Shia and a big-tittied friend walked the streets of Glendale, CA today in matching paper bag masks and plastic bag gloves to "disguise" themselves from the pappies. Oh, Shia. Why so smarty? But seriously, this made me like him a little bit. Just a little. For a quick second. And I hope that when he's done with that bag, he'll pass it over to the dolphin god known as Michael Phelps.
ShareThis


His friend needs the manziere or the bro and wear it at least in between feedings.
Does he really think he's that important?
Much like the reception the Unknown Comic got on the Gong Show, I am banging the gong mercilessly on this douchebag.
♀♀♀♀♀♀♀♀♀♀♀♀♀♀♀♀♀♀♀♀♀♀♀♀♀♀♀
Chicago area 5K race 2009: http://rallyforautism.com/
Much like the reception the Unknown Comic got on the Gong Show, I am banging the gong mercilessly on this douchebag.
♀♀♀♀♀♀♀♀♀♀♀♀♀♀♀♀♀♀♀♀♀♀♀♀♀♀♀
Chicago area 5K race 2009: http://rallyforautism.com/
now if someone will just cut him up into little pieces and stuff him into a garbage bag i'll be happy.. well, happier
-----------------------------
"We play the game,
with the bravery of being out of range."
mmm I love those Arizona Iced Teas though. Green Tea or Mucho Mango please!
he used to be so cute...
www.thatshideous.com
Sure, douchebag, kill a tree for a lame attempt at humor. Next time, use plastic. And duct tape it around the neck, so you don't lose it.
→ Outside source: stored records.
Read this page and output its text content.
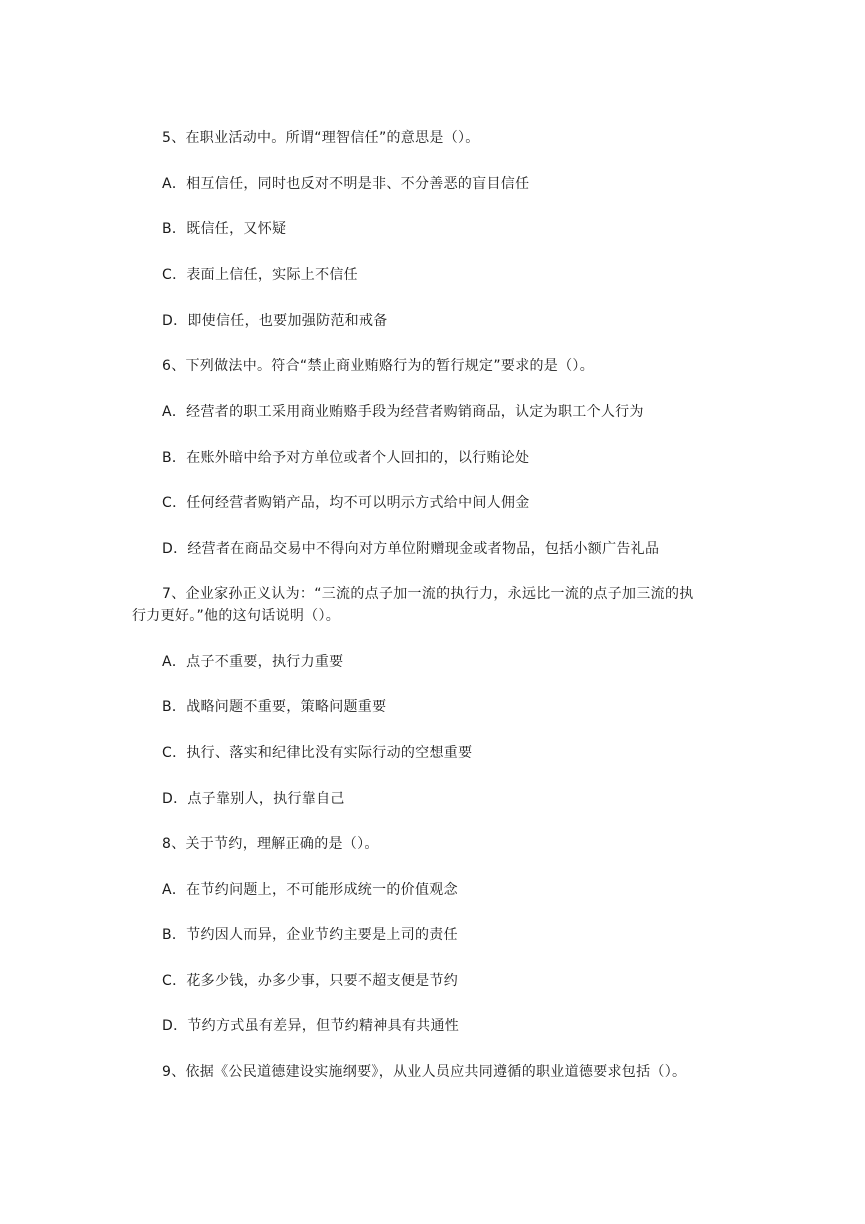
5、在职业活动中。所谓“理智信任”的意思是（）。
A．相互信任，同时也反对不明是非、不分善恶的盲目信任
B．既信任，又怀疑
C．表面上信任，实际上不信任
D．即使信任，也要加强防范和戒备
6、下列做法中。符合“禁止商业贿赂行为的暂行规定”要求的是（）。
A．经营者的职工采用商业贿赂手段为经营者购销商品，认定为职工个人行为
B．在账外暗中给予对方单位或者个人回扣的，以行贿论处
C．任何经营者购销产品，均不可以明示方式给中间人佣金
D．经营者在商品交易中不得向对方单位附赠现金或者物品，包括小额广告礼品
7、企业家孙正义认为：“三流的点子加一流的执行力，永远比一流的点子加三流的执
行力更好。”他的这句话说明（）。
A．点子不重要，执行力重要
B．战略问题不重要，策略问题重要
C．执行、落实和纪律比没有实际行动的空想重要
D．点子靠别人，执行靠自己
8、关于节约，理解正确的是（）。
A．在节约问题上，不可能形成统一的价值观念
B．节约因人而异，企业节约主要是上司的责任
C．花多少钱，办多少事，只要不超支便是节约
D．节约方式虽有差异，但节约精神具有共通性
9、依据《公民道德建设实施纲要》，从业人员应共同遵循的职业道德要求包括（）。
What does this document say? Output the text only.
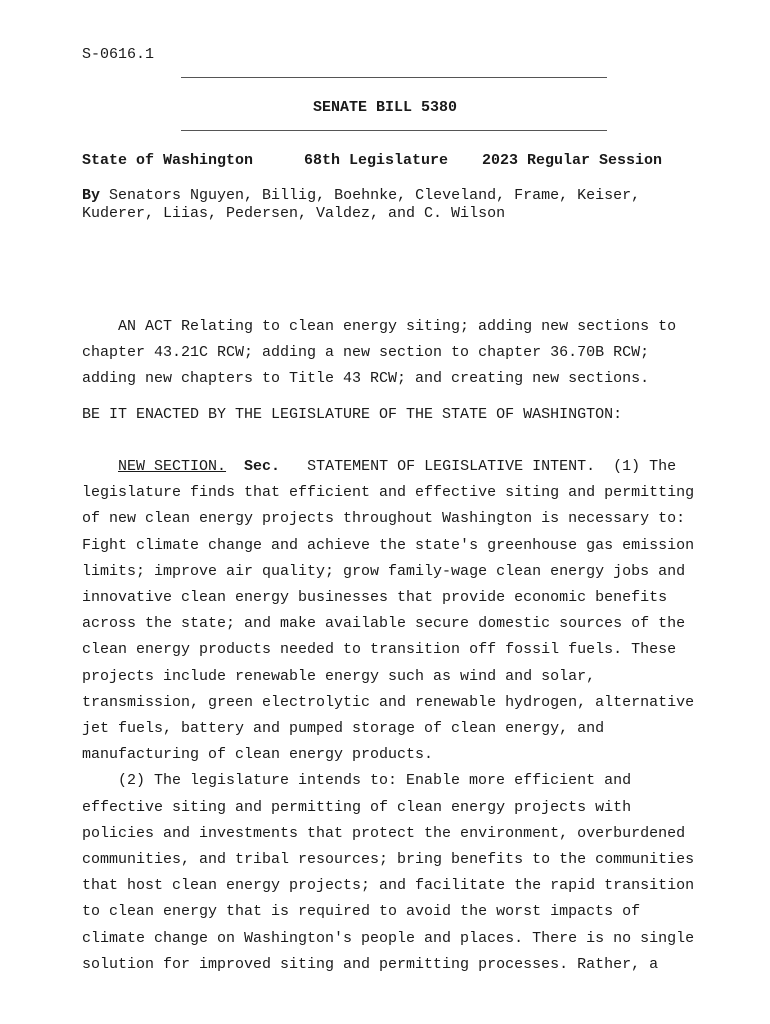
S-0616.1
SENATE BILL 5380
State of Washington	68th Legislature 2023 Regular Session
By Senators Nguyen, Billig, Boehnke, Cleveland, Frame, Keiser,
Kuderer, Liias, Pedersen, Valdez, and C. Wilson
AN ACT Relating to clean energy siting; adding new sections to
chapter 43.21C RCW; adding a new section to chapter 36.70B RCW;
adding new chapters to Title 43 RCW; and creating new sections.
BE IT ENACTED BY THE LEGISLATURE OF THE STATE OF WASHINGTON:
NEW SECTION. Sec. STATEMENT OF LEGISLATIVE INTENT.  (1) The
legislature finds that efficient and effective siting and permitting
of new clean energy projects throughout Washington is necessary to:
Fight climate change and achieve the state's greenhouse gas emission
limits; improve air quality; grow family-wage clean energy jobs and
innovative clean energy businesses that provide economic benefits
across the state; and make available secure domestic sources of the
clean energy products needed to transition off fossil fuels. These
projects include renewable energy such as wind and solar,
transmission, green electrolytic and renewable hydrogen, alternative
jet fuels, battery and pumped storage of clean energy, and
manufacturing of clean energy products.
(2) The legislature intends to: Enable more efficient and
effective siting and permitting of clean energy projects with
policies and investments that protect the environment, overburdened
communities, and tribal resources; bring benefits to the communities
that host clean energy projects; and facilitate the rapid transition
to clean energy that is required to avoid the worst impacts of
climate change on Washington's people and places. There is no single
solution for improved siting and permitting processes. Rather, a
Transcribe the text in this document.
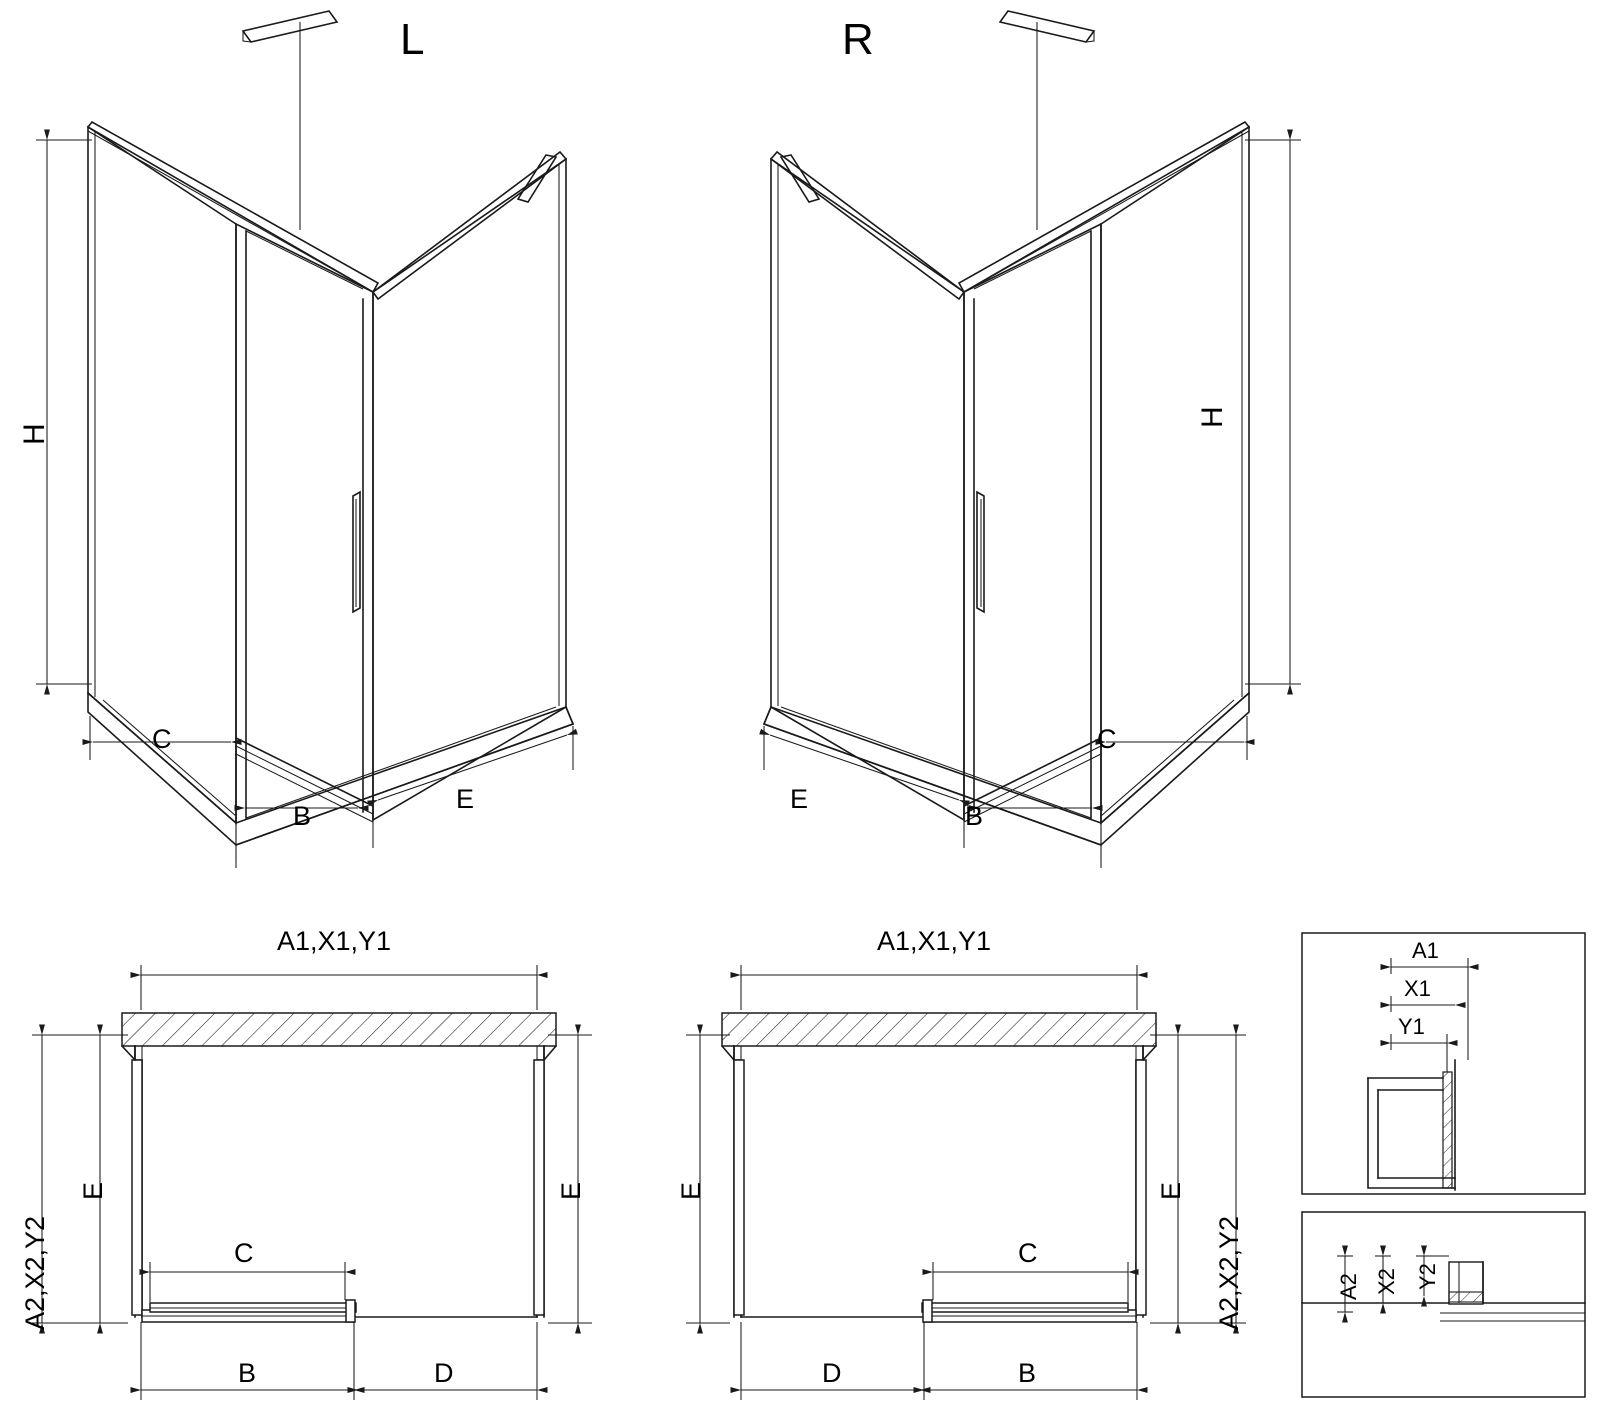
L
H
C
B
E
R
H
C
B
E
A1,X1,Y1
A2,X2,Y2
E	E
C
B	D
A1,X1,Y1
A2,X2,Y2
E	E
C
D	B
A1
X1
Y1
A2 X2 Y2
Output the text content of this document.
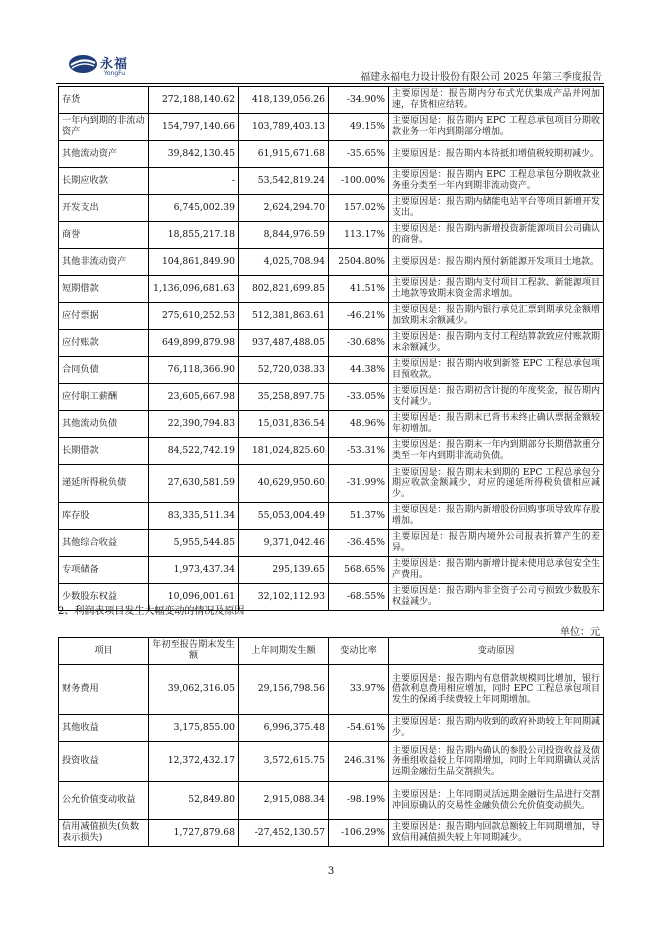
永福
YongFu	福建永福电力设计股份有限公司 2025 年第三季度报告
存货	272,188,140.62	418,139,056.26	-34.90%	主要原因是：报告期内分布式光伏集成产品并网加速，存货相应结转。
一年内到期的非流动资产	154,797,140.66	103,789,403.13	49.15%	主要原因是：报告期内 EPC 工程总承包项目分期收款业务一年内到期部分增加。
其他流动资产	39,842,130.45	61,915,671.68	-35.65%	主要原因是：报告期内本待抵扣增值税较期初减少。
长期应收款	-	53,542,819.24	-100.00%	主要原因是：报告期内 EPC 工程总承包分期收款业务重分类至一年内到期非流动资产。
开发支出	6,745,002.39	2,624,294.70	157.02%	主要原因是：报告期内储能电站平台等项目新增开发支出。
商誉	18,855,217.18	8,844,976.59	113.17%	主要原因是：报告期内新增投资新能源项目公司确认的商誉。
其他非流动资产	104,861,849.90	4,025,708.94	2504.80%	主要原因是：报告期内预付新能源开发项目土地款。
短期借款	1,136,096,681.63	802,821,699.85	41.51%	主要原因是：报告期内支付项目工程款、新能源项目土地款等致期末资金需求增加。
应付票据	275,610,252.53	512,381,863.61	-46.21%	主要原因是：报告期内银行承兑汇票到期承兑金额增加致期末余额减少。
应付账款	649,899,879.98	937,487,488.05	-30.68%	主要原因是：报告期内支付工程结算款致应付账款期末余额减少。
合同负债	76,118,366.90	52,720,038.33	44.38%	主要原因是：报告期内收到新签 EPC 工程总承包项目预收款。
应付职工薪酬	23,605,667.98	35,258,897.75	-33.05%	主要原因是：报告期初含计提的年度奖金，报告期内支付减少。
其他流动负债	22,390,794.83	15,031,836.54	48.96%	主要原因是：报告期末已背书未终止确认票据金额较年初增加。
长期借款	84,522,742.19	181,024,825.60	-53.31%	主要原因是：报告期末一年内到期部分长期借款重分类至一年内到期非流动负债。
递延所得税负债	27,630,581.59	40,629,950.60	-31.99%	主要原因是：报告期末未到期的 EPC 工程总承包分期应收款金额减少，对应的递延所得税负债相应减少。
库存股	83,335,511.34	55,053,004.49	51.37%	主要原因是：报告期内新增股份回购事项导致库存股增加。
其他综合收益	5,955,544.85	9,371,042.46	-36.45%	主要原因是：报告期内境外公司报表折算产生的差异。
专项储备	1,973,437.34	295,139.65	568.65%	主要原因是：报告期内新增计提未使用总承包安全生产费用。
少数股东权益	10,096,001.61	32,102,112.93	-68.55%	主要原因是：报告期内非全资子公司亏损致少数股东权益减少。
2、利润表项目发生大幅变动的情况及原因
单位：元
项目	年初至报告期末发生额	上年同期发生额	变动比率	变动原因
财务费用	39,062,316.05	29,156,798.56	33.97%	主要原因是：报告期内有息借款规模同比增加，银行借款利息费用相应增加，同时 EPC 工程总承包项目发生的保函手续费较上年同期增加。
其他收益	3,175,855.00	6,996,375.48	-54.61%	主要原因是：报告期内收到的政府补助较上年同期减少。
投资收益	12,372,432.17	3,572,615.75	246.31%	主要原因是：报告期内确认的参股公司投资收益及债务重组收益较上年同期增加，同时上年同期确认灵活远期金融衍生品交割损失。
公允价值变动收益	52,849.80	2,915,088.34	-98.19%	主要原因是：上年同期灵活远期金融衍生品进行交割冲回原确认的交易性金融负债公允价值变动损失。
信用减值损失(负数表示损失)	1,727,879.68	-27,452,130.57	-106.29%	主要原因是：报告期内回款总额较上年同期增加，导致信用减值损失较上年同期减少。
3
***********************************************
I am the devil, and I am here to do the devil's work.
Ha, Mani! Nice.
♥ ThreadKilla!
DListed WEEK IN REVIEW!
Nun: A donation please for St. Francis? ([holds out] silver plate)Woman: I'm sorry. Nun: Yeah, ya look it. ~ OHiNY
I would so hit it... bag or no bag - don't care about any of his kinks....
xo
Rants, Thoughts & Merde
http://rantsthoughtsmerde.blogspot.com/2009/01/gossip-wedgie-jessica-szo...
nuh uhh not him,
if it is, it's not funny.
weeellll kind of. :)
and maybe it had been raining and the bag protects his cast.
he should get a driver...
.'.'.'.'.'.'.
mrsoul put on your wedding ring!
What a doosh!
----------------------------------
Hey guys, great news! Sugar baby can register freely! Take 3 minutes to access and register on *** http://www.sugarbabydate.com/ ***. There are many beautiful girls and successful men from all over the world; this online community was designed for you! There are over thousands of profiles! Hot babes and rich men are waiting for you! You can get their pictures, phone numbers, location, and almost any information. And maybe, they are just around your neighborhood.
The plastic bag! LOL and MK is straight up stupid, LOL Dollar tree plastic bag tooooo funny lmao. Ah, I know I can come here when I need a laugh.
I really like Shia Labeof. Good actor.
Um...the tits aren't SO big on that "friend". They're smaller than the belly. Is that his mom?
♥ ThreadKilla!
DListed WEEK IN REVIEW!
Nun: A donation please for St. Francis? ([holds out] silver plate)Woman: I'm sorry. Nun: Yeah, ya look it. ~ OHiNY
Is it so you can't tell if he's wearing a wedding ring? Really! Couldn't he scribble some kinda explanation on that bag?!?
♥ ThreadKilla!
DListed WEEK IN REVIEW!
Nun: A donation please for St. Francis? ([holds out] silver plate)Woman: I'm sorry. Nun: Yeah, ya look it. ~ OHiNY
You know, I'm always on the fence on whether or not I'd let Shia LaDouche tip it or go nuts deep.
-----------
LOL!! oh shit dude i spit my un-saltine crackers. i say balls deep at all times.
shit! i think this could become a much needed fashion accessary among the "celebrities" im thinking bit bit and brangelina (however its spelt!) foremost but hell the list is endless!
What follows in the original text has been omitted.